National Native Tourism Organization Presents “Enough Good People Award” to Senator Schatz

AIANTA Executive Director, Camille Ferguson in Senator Schatz’ office presenting “Enough Good People” award to Senator Schatz. Award presented in the form of a print of “Medicine Lodges,” by renowned artist Terrance Guadipee.

AIANTA Executive Director, Camille Ferguson in Senator Schatz’ office presenting “Enough Good People” award to Senator Schatz. Award presented in the form of a print of “Medicine Lodges,” by renowned artist Terrance Guadipee.

AIANTA recognizes Senator’s bipartisan leadership on Federal initiative to empower native communities & expand cultural tourism opportunities

Published October 24, 2015

WASHINGTON – On Thursday, October 22, 2015, the American Indian Alaska Native Tourism Association (AIANTA) presented Senator Brian Schatz (D-HI) with a special award to honor him for his authorship of S. 1537, the bipartisan NATIVE Act and for his leadership in championing economic development and cultural strength for American Indians, Alaska Natives and Native Hawaiians.

Each year, AIANTA awards “Enough Good People” awards to three individuals, nominated and selected to honor outstanding contributions to Native tourism advancement. This year, however, AIANTA has chosen to present a special Enough Good People award to Senator Schatz, who recently wrote and co-sponsored the Native American Tourism and Improving Visitors Experience (NATIVE) Act in the U.S. Senate.
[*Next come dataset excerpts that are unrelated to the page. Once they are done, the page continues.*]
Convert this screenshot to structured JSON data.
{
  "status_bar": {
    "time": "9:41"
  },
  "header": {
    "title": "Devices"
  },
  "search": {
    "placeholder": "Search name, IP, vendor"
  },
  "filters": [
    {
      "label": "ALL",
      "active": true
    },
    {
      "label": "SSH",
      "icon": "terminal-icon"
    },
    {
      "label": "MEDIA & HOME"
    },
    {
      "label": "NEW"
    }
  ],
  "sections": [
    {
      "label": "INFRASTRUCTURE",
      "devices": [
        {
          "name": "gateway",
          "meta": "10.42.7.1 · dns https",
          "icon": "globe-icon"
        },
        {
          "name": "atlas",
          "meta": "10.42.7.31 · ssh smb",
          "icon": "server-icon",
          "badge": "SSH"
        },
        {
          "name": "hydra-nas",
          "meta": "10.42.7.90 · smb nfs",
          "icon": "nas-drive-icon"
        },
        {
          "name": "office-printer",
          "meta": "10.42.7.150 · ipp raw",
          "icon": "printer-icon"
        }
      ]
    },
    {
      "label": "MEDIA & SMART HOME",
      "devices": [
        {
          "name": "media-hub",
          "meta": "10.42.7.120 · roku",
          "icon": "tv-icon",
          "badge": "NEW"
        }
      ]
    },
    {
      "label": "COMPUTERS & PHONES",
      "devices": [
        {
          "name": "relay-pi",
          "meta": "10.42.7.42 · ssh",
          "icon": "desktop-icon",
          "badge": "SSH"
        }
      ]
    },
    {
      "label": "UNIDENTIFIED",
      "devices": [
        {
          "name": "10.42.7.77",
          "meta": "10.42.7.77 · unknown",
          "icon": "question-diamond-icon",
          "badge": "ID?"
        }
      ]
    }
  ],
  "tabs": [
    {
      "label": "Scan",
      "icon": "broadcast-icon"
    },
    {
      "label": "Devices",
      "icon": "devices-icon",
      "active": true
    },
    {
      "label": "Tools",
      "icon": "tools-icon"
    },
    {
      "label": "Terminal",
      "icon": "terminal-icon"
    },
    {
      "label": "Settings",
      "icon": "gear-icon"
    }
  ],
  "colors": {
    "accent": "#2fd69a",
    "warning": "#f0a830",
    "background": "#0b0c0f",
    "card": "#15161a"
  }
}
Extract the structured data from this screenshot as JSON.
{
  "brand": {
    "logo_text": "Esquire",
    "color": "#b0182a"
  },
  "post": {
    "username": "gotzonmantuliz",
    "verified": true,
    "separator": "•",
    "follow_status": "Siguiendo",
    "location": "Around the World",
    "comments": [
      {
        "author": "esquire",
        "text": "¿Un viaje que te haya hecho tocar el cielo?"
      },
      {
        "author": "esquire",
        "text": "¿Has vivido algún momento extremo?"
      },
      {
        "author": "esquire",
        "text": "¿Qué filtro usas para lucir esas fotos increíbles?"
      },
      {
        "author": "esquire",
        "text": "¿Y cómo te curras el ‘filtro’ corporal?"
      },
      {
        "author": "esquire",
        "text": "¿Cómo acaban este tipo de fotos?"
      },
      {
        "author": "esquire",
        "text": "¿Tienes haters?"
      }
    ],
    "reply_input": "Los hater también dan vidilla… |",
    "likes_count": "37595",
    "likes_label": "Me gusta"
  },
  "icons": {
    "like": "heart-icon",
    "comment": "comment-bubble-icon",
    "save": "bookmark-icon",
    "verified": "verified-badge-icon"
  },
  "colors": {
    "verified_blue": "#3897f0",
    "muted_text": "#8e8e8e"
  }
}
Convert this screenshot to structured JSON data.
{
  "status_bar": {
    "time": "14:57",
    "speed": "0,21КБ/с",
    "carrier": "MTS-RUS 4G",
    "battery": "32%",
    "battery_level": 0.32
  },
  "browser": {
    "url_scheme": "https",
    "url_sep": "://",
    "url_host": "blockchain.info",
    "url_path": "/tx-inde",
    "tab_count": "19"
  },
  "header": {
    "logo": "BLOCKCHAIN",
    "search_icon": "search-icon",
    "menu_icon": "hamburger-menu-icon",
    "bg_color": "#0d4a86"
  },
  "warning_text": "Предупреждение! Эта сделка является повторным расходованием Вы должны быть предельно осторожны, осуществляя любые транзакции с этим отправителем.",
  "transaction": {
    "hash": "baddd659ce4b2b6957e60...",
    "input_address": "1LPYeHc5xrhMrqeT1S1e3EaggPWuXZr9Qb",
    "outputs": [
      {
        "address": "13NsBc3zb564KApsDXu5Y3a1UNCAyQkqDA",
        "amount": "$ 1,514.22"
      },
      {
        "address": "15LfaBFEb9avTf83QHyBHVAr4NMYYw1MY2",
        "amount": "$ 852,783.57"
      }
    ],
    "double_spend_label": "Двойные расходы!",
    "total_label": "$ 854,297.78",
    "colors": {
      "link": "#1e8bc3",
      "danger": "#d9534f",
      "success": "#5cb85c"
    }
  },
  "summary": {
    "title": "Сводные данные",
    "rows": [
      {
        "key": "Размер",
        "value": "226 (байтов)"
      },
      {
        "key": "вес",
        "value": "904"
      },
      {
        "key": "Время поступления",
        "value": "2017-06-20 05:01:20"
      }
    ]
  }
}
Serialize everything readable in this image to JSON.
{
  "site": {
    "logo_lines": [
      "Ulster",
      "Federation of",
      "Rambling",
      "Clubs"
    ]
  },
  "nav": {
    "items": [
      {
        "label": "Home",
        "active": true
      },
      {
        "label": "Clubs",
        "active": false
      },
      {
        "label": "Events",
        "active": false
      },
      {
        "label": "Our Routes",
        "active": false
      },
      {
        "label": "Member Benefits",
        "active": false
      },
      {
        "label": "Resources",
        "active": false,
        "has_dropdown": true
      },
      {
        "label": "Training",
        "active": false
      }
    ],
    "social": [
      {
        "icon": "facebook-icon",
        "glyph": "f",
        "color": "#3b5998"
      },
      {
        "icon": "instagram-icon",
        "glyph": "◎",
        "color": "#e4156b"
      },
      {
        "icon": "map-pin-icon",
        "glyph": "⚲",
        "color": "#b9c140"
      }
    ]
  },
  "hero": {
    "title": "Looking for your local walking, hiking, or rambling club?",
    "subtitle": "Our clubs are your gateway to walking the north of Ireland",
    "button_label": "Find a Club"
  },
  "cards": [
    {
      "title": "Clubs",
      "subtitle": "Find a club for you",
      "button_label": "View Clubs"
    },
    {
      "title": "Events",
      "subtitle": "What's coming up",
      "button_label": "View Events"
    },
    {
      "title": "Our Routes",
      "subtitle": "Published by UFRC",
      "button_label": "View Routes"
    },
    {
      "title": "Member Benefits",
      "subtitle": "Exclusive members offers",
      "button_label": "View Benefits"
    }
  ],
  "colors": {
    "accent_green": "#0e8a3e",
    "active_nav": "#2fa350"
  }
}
The NATIVE Act seeks to enhance and integrate Native American tourism; empower native communities; increase coordination and collaboration between federal tourism assets; expand heritage and cultural tourism opportunities in our nation; promote unique visitor experiences for domestic travelers and international visitors; and, help create the tourism capacity and infrastructure needed to sustain Native tourism.

“Tourism is not only good for our economy, but it is one of the best ways for Native communities to tell their own stories and share their history and culture.  No organization knows that better than AIANTA,” said Senator Schatz. 

“This award is a real honor.  I want to thank AIANTA for this award and for the work they do every day to advocate for Native communities and support tribes and Native-owned businesses in Hawai‘i and across the country.”

The bill would require federal agencies with recreational travel and tourism functions to include Native Hawaiians, Indian tribes, Alaska Natives and Native organizations in updated management plans and develop Native American or tribal tourism plans to improve travel and tourism data collection and analysis, increase integration of federal assets and support national tourism goals.

This special “Enough Good People” award was presented in the form of the print, “Medicine Lodges,” by renowned artist Terrance Guardipee. The print represents the cover of the book, “Enough Good People,” created by a national advisory committee representing forty modern Native Nations whose homelands were traversed by the 1803-1806 Lewis & Clark Expedition. The book’s first purpose was to express appreciation to all the good people who built a bridge to one another making tribal involvement in the Lewis & Clark Bicentennial possible and successful.